Mas nem só de grandes linhagens vive essa região abençoada com clima e solo praticamente perfeitos para a enologia. São muitas as belas histórias de apaixonados pelo vinho que por anos, até mesmo décadas, sonharam em comandar suas próprias vinícolas, perpetuando seus nomes através da qualidade de seus rótulos.

Os 40 anos desde a fundação da Rocca Delle Macìe pelos Zingarelli soam insignificantes quando comparados aos séculos da cultura enológica toscana, mas não aos ouvidos do patriarca Ítalo. O namoro com os vinhedos já datava de anos quando da aquisição da propriedade nomeada “Le Macìe”.

O produtor de filmes de sucesso (talvez você o conheça das películas de Bud Spencer e Terence Hill ) pôde, enfim, realizar seu sonho em 1973, dando início à história da vinícola de 93 hectares no coração de Chianti. Hoje, passadas mais de quatro décadas e quase 400 hectares adicionados à propriedade, Ítalo, os filhos e a irmã têm nas mãos uma potência de alcance e renome mundial.

Seu Rubizzo 2018 é um Chianti sério, proveniente da DOCG Colli Senesi, praticamente todo Sangiovese, com um toque de Merlot. Aromas de frutas vermelhas como cereja e morango se apresentam em primeiro instante, seguidos por tomate assado, notas de terra molhada e couro, além de chá-preto. É um buquê que prende a atenção.
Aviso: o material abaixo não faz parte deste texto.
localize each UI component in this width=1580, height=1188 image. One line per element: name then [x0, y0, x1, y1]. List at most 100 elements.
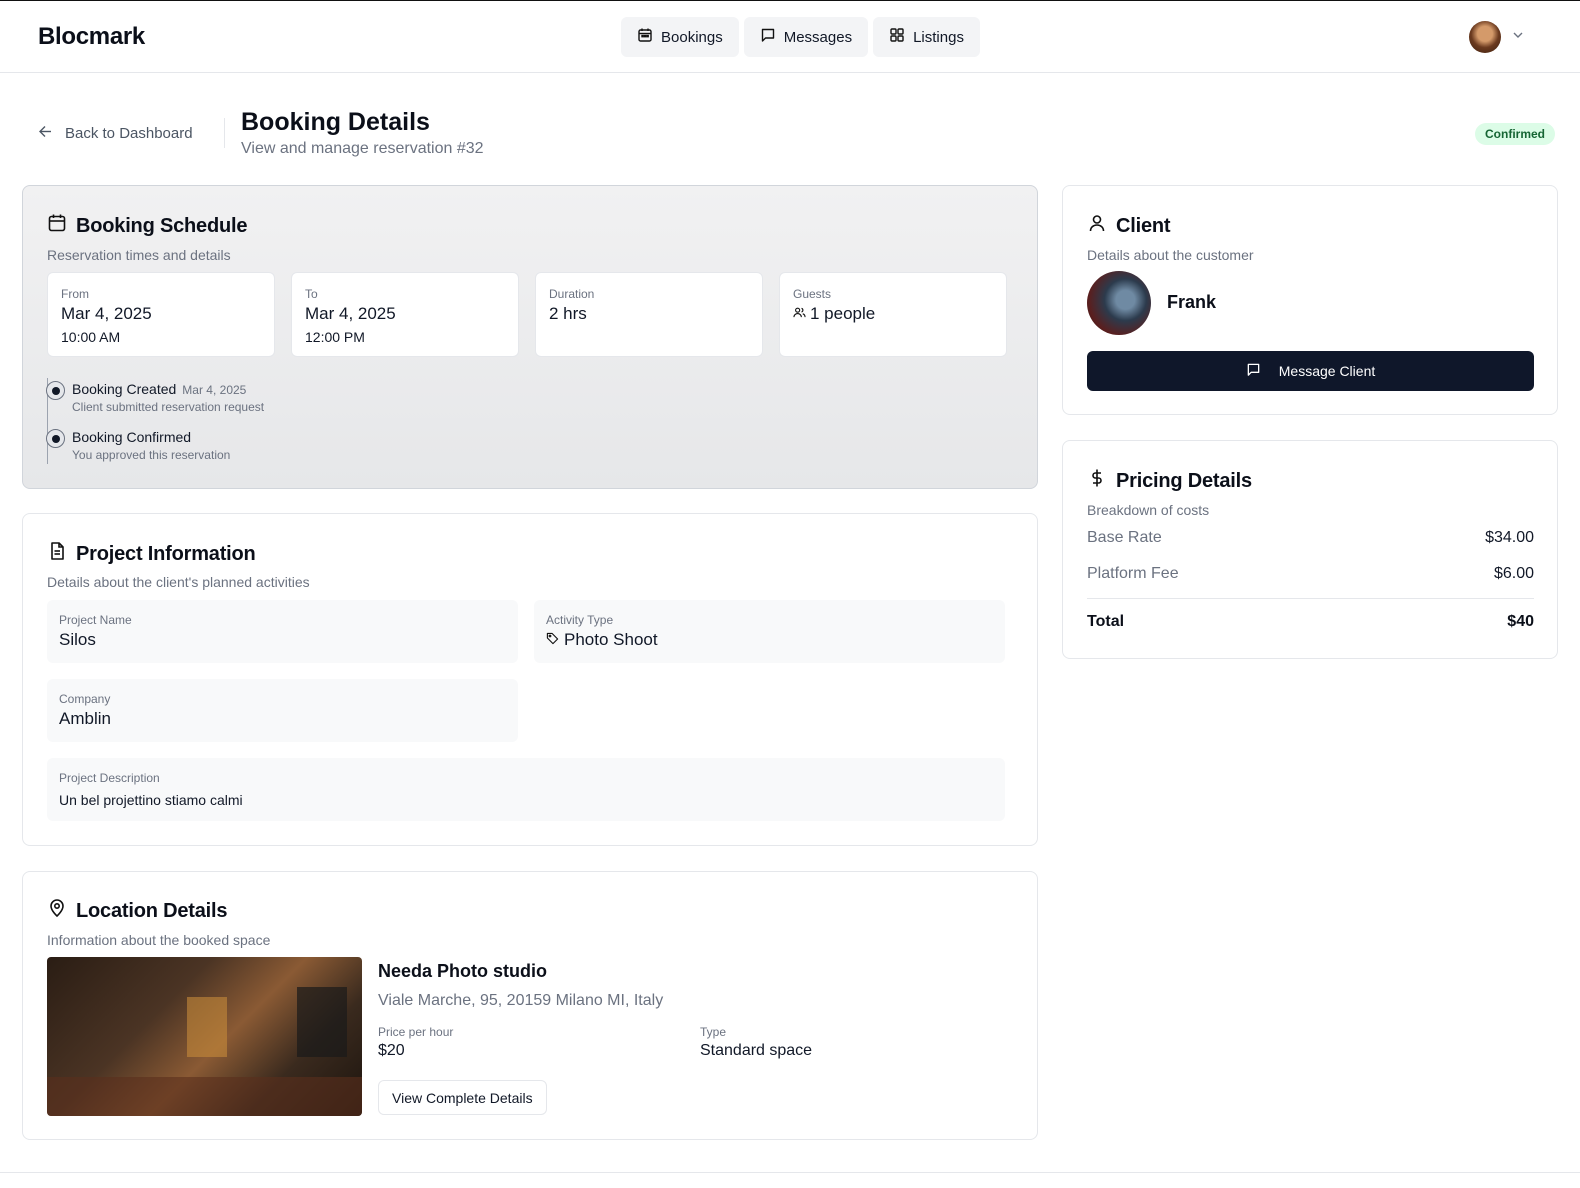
project-information-description: Details about the client's planned activ…: [47, 574, 310, 590]
project-name-value: Silos: [59, 630, 96, 649]
from-label: From: [61, 287, 89, 301]
price-total-label: Total: [1087, 613, 1125, 630]
price-row: Base Rate $34.00: [1087, 529, 1534, 547]
from-date: Mar 4, 2025: [61, 304, 152, 323]
app-header: Blocmark Bookings Messages Listings: [0, 1, 1580, 73]
status-badge: Confirmed: [1475, 123, 1555, 145]
timeline-description: Client submitted reservation request: [72, 400, 265, 414]
project-name-label: Project Name: [59, 613, 132, 627]
timeline-dot: [46, 429, 65, 448]
company-label: Company: [59, 692, 111, 706]
guests-stat: Guests 1 people: [779, 272, 1007, 357]
nav-bookings-label: Bookings: [661, 28, 723, 46]
project-name-field: Project Name Silos: [47, 600, 518, 663]
project-information-heading: Project Information: [76, 542, 256, 565]
activity-type-row: Photo Shoot: [546, 630, 993, 650]
project-information-title: Project Information: [47, 541, 256, 567]
to-date: Mar 4, 2025: [305, 304, 396, 323]
project-information-card: Project Information Details about the cl…: [22, 513, 1038, 846]
message-client-label: Message Client: [1278, 363, 1376, 379]
timeline-date: Mar 4, 2025: [182, 383, 247, 397]
back-to-dashboard-link[interactable]: Back to Dashboard: [38, 124, 193, 143]
client-heading: Client: [1116, 214, 1171, 237]
pricing-details-heading: Pricing Details: [1116, 469, 1252, 492]
map-pin-icon: [47, 898, 67, 924]
company-field: Company Amblin: [47, 679, 518, 742]
client-name: Frank: [1167, 292, 1217, 312]
location-address: Viale Marche, 95, 20159 Milano MI, Italy: [378, 992, 664, 1009]
timeline-title: Booking Confirmed: [72, 429, 192, 445]
nav-bookings[interactable]: Bookings: [621, 17, 739, 57]
to-time: 12:00 PM: [305, 329, 365, 345]
user-menu[interactable]: [1469, 21, 1525, 53]
chevron-down-icon[interactable]: [1511, 28, 1525, 47]
booking-schedule-description: Reservation times and details: [47, 247, 231, 263]
location-details-card: Location Details Information about the b…: [22, 871, 1038, 1140]
booking-schedule-heading: Booking Schedule: [76, 214, 248, 237]
company-value: Amblin: [59, 709, 111, 728]
from-stat: From Mar 4, 2025 10:00 AM: [47, 272, 275, 357]
user-avatar[interactable]: [1469, 21, 1501, 53]
price-per-hour-label: Price per hour: [378, 1025, 454, 1039]
client-title: Client: [1087, 213, 1171, 239]
duration-label: Duration: [549, 287, 595, 301]
from-time: 10:00 AM: [61, 329, 121, 345]
client-card: Client Details about the customer Frank …: [1062, 185, 1558, 415]
back-label: Back to Dashboard: [65, 125, 193, 142]
space-type-value: Standard space: [700, 1042, 813, 1059]
document-icon: [47, 541, 67, 567]
message-client-button[interactable]: Message Client: [1087, 351, 1534, 391]
dollar-icon: [1087, 468, 1107, 494]
price-total-value: $40: [1507, 613, 1534, 630]
activity-type-field: Activity Type Photo Shoot: [534, 600, 1005, 663]
booking-schedule-title: Booking Schedule: [47, 213, 247, 239]
page-subtitle: View and manage reservation #32: [241, 140, 484, 157]
header-divider: [224, 118, 225, 148]
space-type-label: Type: [700, 1025, 727, 1039]
price-row-label: Platform Fee: [1087, 565, 1179, 582]
users-icon: [793, 304, 806, 324]
nav-messages-label: Messages: [783, 28, 853, 46]
brand-logo[interactable]: Blocmark: [38, 23, 145, 51]
duration-value: 2 hrs: [549, 304, 587, 323]
activity-type-label: Activity Type: [546, 613, 614, 627]
main-nav: Bookings Messages Listings: [621, 17, 980, 57]
calendar-icon: [47, 213, 67, 239]
guests-label: Guests: [793, 287, 832, 301]
duration-stat: Duration 2 hrs: [535, 272, 763, 357]
timeline-head: Booking Confirmed: [72, 429, 191, 445]
location-photo[interactable]: [47, 957, 362, 1116]
project-description-field: Project Description Un bel projettino st…: [47, 758, 1005, 821]
grid-icon: [889, 27, 905, 47]
price-row: Platform Fee $6.00: [1087, 565, 1534, 583]
client-avatar: [1087, 271, 1151, 335]
guests-value-row: 1 people: [793, 304, 993, 324]
nav-listings[interactable]: Listings: [873, 17, 980, 57]
arrow-left-icon: [38, 124, 53, 143]
to-label: To: [305, 287, 318, 301]
project-description-label: Project Description: [59, 771, 160, 785]
timeline-description: You approved this reservation: [72, 448, 231, 462]
project-description-value: Un bel projettino stiamo calmi: [59, 792, 243, 808]
guests-value: 1 people: [810, 304, 876, 323]
activity-type-value: Photo Shoot: [564, 630, 658, 649]
calendar-icon: [637, 27, 653, 47]
message-icon: [760, 27, 776, 47]
pricing-details-card: Pricing Details Breakdown of costs Base …: [1062, 440, 1558, 659]
timeline-title: Booking Created: [72, 381, 177, 397]
booking-schedule-card: Booking Schedule Reservation times and d…: [22, 185, 1038, 489]
location-name: Needa Photo studio: [378, 961, 548, 981]
timeline-dot: [46, 381, 65, 400]
pricing-details-description: Breakdown of costs: [1087, 502, 1210, 518]
user-icon: [1087, 213, 1107, 239]
to-stat: To Mar 4, 2025 12:00 PM: [291, 272, 519, 357]
location-details-description: Information about the booked space: [47, 932, 271, 948]
view-complete-details-button[interactable]: View Complete Details: [378, 1080, 547, 1115]
price-per-hour: Price per hour $20: [378, 1025, 453, 1060]
nav-messages[interactable]: Messages: [743, 17, 869, 57]
price-row-value: $34.00: [1485, 529, 1534, 546]
nav-listings-label: Listings: [913, 28, 964, 46]
price-total-row: Total $40: [1087, 613, 1534, 631]
price-row-value: $6.00: [1493, 565, 1534, 582]
footer-divider: [0, 1172, 1580, 1173]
No paladar o caráter frutado se confirma escoltado pela marcação dos taninos na boca, da acidez vivaz, que logo se faz presente, e de notas de erva seca, como tomilho. O final é agradável e convidativo. Por vezes pensa-se estar degustando um bom Rosso di Montalcino, tamanho o equilíbrio entre sua elegância e o quanto se mostra envolvente e cheio.

Orgulha-se o galo negro de Chianti, símbolo da região e dos seus míticos vinhos; orgulha-se mais ainda a família Zingarelli, afinal, viver é melhor que sonhar. Coisa de cinema, que a VinumDay tem o prazer de apresentar.